ENFLASYON PANDEMİ İLE ÜLKEYE GERİ DÖNDÜ
Enflasyonun Türkiye iktisat tarihinde devir periyot ‘kronik’ olarak yerini alarak gündemi meşgul ettiğini söyleyen Oltulu, “Geçmiş dataları incelediğimizde enflasyonun 1980, 1988, 1994 ve 1997 yıllarında epey yükseldiği görülmektedir. Aslında ortalama 6 yılda ülkemize bazen kronik bazen yıllık bazda uğrayan enflasyon 2002 ile 2019 ortasında ülkeyi terk etmiş olsa da pandemiyle birlikte tekrardan dönüş yapmıştır. Dünyadaki öbür ülkelere bilhassa gelişmiş ülkelere baktığımızda son yılların en yüksek enflasyon sayıları açıklandığını görmekteyiz.
Türkiye’de Enflasyonun yükselme nedenlerini 2 başlık altında toplayabiliriz, birincisi talep enflasyonu ikincisi ise maliyet enflasyonu.
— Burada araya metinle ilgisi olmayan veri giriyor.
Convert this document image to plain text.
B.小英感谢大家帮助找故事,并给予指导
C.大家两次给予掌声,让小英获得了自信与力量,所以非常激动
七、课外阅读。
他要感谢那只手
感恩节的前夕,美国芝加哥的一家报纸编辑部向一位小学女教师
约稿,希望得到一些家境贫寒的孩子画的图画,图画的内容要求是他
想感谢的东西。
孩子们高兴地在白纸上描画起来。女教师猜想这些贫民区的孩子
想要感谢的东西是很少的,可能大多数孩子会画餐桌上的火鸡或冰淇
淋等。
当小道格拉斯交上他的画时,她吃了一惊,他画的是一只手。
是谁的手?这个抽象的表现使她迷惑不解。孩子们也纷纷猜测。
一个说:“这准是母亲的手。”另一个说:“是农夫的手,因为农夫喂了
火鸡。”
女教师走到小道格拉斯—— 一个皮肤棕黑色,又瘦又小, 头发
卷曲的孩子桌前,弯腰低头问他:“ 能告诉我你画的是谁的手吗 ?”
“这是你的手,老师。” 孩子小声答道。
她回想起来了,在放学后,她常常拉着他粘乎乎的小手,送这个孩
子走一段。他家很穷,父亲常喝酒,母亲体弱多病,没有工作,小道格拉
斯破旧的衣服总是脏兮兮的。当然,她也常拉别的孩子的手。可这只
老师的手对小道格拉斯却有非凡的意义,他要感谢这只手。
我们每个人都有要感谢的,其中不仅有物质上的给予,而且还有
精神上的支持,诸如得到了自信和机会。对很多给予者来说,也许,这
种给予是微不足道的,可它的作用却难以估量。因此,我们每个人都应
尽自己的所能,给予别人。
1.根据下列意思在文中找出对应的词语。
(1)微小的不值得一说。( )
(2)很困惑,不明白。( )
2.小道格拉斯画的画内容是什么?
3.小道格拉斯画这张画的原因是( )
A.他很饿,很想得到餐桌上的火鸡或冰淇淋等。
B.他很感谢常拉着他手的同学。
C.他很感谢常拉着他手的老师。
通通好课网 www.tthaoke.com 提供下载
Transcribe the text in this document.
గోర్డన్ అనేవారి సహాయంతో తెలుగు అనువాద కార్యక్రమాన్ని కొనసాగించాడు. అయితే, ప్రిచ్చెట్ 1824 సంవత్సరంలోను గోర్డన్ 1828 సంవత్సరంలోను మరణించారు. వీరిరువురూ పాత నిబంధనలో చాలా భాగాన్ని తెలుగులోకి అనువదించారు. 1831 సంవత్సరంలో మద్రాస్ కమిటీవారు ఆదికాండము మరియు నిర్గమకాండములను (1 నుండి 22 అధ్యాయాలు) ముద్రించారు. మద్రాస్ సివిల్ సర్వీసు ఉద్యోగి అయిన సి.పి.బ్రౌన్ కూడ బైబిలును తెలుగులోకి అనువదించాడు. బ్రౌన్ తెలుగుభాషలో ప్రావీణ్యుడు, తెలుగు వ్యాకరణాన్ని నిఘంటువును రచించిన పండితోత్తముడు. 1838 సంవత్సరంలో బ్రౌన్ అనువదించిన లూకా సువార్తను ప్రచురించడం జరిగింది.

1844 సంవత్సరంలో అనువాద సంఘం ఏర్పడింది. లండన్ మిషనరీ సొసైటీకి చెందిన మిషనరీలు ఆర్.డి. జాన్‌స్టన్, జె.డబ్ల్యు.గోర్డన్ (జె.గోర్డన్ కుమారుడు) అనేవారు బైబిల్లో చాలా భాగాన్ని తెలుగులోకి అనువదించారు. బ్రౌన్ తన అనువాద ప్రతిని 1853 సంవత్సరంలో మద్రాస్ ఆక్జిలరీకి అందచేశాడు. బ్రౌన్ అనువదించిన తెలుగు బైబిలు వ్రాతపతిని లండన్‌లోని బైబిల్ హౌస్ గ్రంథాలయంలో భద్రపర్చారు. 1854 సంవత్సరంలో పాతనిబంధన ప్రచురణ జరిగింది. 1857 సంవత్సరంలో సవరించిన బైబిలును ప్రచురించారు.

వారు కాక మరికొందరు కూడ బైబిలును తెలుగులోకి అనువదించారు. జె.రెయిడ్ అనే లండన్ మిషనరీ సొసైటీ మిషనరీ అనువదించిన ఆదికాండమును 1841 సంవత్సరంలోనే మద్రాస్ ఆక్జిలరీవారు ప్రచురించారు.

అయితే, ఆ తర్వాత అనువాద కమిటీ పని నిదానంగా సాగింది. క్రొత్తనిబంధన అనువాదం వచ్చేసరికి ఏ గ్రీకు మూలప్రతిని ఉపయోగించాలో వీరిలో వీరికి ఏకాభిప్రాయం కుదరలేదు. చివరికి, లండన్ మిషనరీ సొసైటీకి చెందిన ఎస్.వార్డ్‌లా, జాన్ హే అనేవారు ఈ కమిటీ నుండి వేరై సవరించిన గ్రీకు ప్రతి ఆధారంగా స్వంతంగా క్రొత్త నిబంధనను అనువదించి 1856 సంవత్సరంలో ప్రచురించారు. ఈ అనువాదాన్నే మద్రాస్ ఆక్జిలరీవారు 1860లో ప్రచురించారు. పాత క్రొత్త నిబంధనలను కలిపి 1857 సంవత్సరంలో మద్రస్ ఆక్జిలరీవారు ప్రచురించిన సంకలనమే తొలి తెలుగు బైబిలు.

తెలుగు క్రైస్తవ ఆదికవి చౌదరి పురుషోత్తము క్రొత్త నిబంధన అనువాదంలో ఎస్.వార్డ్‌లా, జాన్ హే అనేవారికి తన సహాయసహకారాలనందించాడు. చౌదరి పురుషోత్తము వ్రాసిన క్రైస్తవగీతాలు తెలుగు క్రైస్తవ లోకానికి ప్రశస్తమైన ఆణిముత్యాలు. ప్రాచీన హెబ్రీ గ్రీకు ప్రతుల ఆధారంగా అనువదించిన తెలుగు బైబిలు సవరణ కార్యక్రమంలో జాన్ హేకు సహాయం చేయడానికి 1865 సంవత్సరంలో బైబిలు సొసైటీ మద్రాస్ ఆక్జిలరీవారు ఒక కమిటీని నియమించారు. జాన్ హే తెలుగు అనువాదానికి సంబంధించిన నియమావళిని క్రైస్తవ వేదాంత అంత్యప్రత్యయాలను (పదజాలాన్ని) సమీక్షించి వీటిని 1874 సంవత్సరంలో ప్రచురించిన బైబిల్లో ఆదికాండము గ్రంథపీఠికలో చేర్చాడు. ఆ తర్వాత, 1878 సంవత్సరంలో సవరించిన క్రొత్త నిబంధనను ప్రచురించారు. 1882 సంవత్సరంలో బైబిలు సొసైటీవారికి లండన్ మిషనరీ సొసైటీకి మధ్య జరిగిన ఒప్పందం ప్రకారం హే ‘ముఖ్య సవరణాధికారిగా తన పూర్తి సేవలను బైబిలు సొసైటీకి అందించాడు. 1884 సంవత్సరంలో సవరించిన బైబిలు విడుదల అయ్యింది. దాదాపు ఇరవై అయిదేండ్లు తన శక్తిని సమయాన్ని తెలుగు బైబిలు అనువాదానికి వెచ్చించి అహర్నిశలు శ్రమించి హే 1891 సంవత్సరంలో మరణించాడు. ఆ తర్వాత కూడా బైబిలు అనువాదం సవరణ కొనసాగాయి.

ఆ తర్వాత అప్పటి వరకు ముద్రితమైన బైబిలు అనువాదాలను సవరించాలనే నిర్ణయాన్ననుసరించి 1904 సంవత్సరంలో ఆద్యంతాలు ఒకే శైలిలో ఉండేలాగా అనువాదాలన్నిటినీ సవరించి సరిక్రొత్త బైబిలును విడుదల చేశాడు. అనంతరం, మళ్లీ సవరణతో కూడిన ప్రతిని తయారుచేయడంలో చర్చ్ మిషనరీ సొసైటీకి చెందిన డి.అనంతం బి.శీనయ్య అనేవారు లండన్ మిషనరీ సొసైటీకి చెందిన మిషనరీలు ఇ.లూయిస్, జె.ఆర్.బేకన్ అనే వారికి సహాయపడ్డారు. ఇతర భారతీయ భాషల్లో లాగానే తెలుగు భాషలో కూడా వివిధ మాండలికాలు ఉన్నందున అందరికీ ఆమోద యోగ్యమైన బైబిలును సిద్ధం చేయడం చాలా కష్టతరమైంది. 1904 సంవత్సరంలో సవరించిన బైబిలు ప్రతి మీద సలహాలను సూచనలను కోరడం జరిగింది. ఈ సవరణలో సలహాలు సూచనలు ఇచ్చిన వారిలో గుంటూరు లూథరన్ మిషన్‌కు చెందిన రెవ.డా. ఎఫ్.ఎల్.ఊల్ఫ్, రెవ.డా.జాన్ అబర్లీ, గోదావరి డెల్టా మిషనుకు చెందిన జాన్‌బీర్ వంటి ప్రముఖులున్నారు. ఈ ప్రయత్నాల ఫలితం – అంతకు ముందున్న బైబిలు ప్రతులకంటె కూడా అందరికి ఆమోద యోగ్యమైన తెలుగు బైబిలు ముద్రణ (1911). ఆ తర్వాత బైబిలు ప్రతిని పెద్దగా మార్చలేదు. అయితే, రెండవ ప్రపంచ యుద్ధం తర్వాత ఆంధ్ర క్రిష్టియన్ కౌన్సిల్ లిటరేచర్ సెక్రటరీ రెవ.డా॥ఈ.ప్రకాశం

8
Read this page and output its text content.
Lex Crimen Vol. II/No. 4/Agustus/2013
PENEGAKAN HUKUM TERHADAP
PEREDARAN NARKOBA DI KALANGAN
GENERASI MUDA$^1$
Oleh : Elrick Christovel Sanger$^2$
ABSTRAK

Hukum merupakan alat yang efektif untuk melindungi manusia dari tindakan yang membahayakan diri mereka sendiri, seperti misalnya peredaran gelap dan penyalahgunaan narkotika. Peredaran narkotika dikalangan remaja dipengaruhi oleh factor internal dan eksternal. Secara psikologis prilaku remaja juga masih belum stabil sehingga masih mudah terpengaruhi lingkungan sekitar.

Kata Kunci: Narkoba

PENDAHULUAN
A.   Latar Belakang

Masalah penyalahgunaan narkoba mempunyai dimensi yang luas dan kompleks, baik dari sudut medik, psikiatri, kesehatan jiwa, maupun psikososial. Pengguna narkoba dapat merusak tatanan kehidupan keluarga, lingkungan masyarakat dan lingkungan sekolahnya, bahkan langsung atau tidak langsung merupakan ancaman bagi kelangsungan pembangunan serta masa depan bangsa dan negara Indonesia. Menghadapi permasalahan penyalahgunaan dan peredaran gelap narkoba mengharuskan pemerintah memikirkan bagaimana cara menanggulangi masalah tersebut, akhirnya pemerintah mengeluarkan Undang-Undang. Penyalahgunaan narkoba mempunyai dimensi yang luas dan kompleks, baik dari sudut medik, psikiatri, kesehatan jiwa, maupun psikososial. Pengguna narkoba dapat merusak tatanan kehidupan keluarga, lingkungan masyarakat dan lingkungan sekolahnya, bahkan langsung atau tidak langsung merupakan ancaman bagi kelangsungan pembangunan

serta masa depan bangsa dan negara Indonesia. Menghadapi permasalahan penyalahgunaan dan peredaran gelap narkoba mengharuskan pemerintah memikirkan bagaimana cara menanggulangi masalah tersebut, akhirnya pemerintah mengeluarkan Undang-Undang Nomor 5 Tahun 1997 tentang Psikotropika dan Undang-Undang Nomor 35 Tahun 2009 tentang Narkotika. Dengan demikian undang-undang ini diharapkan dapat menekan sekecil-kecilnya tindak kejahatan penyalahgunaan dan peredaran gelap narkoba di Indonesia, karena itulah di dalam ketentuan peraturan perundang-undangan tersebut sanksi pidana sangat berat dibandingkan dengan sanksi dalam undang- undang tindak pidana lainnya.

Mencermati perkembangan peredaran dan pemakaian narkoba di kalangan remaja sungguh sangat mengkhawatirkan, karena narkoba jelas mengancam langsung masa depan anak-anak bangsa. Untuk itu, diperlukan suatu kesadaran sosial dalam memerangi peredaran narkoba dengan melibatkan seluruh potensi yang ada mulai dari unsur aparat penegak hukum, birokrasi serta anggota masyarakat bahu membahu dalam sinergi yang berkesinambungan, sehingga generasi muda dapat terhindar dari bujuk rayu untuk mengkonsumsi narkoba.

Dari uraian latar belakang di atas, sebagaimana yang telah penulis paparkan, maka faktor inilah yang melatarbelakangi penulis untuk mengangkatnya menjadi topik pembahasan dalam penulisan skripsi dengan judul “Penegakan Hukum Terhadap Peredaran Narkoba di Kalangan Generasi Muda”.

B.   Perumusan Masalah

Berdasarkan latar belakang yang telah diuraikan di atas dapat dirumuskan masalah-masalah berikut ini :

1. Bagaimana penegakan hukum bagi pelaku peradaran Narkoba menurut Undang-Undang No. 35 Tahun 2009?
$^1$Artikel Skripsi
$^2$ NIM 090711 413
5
Ülkemizde birinci olarak maliyet enflasyonu ile artan fiyatlara artık de talep enflasyonu eklendi diyebiliriz.” tabirlerini kullandı.
ENFLSAYONDA DİJİTAL TEHLİKE
Talep enflasyonu ile karşılaşan ülkeleri geçmişten farklı olarak bekleyen tehlikenin dijital dünyanın mobilite suratı olduğunu belirten Oltulu, “Dijitalleşen ticaretin sayılamayacak kadar çok yararının yanında maalesef ziyanları da mevcut, mesela maliyetleri sabit, tüketime ya da kullanıma hazır bir eserin toplumsal medya ya da dijital irtibat araçları ile daima olarak fiyatların yükseltilmesine neden olmasıdır. Buna en hoş örnek ikinci el otomobil fiyatları, mesken fiyatları ve kiraları verebiliriz. Ülkemizde bir gün içinde toplumsal medya aracılığıyla oluşan yüksek yağ fiyatlarını hatırlamakta fayda var. Yüksek enflasyon devirlerinde hane halkının ve firmaların fiyat algılamalarında belirsizlikler meydana gelir. Bu meçhullüğü yeterli niyetli davranmayan ve toplumsal medya aracılığıyla ranta dönüştürmek isteyen firma ya da şahıslara karşı tedbirler alınması gerekmektedir. Devletimiz bu meselelerin çözülmesi için Bakanlıklar aracılığıyla çalışmalar yapmaktadır. Gerekli yasal alt yapı kurularak kontrolü artırmak tabi ki bu sorun için tahlil olacaktır.
Türkiye birçok badire atlatmış büyük bir ülke, enflasyonun yüksek olduğu yıllardan yani 3 haneli olduğu periyotlardan düşük enflasyonlara geçmiş bir ülke olarak bugünlerin de geçeceğini biliyoruz. Gerekli ekonomik adımlar ve itimat ortamının tesis edilmesi ile çözülecek bir sorun ki geçmişte çözülmüş bir sorun, bu yüzden ülkemiz deneyimiyle bu sorunun üstesinden geçecektir.” dedi.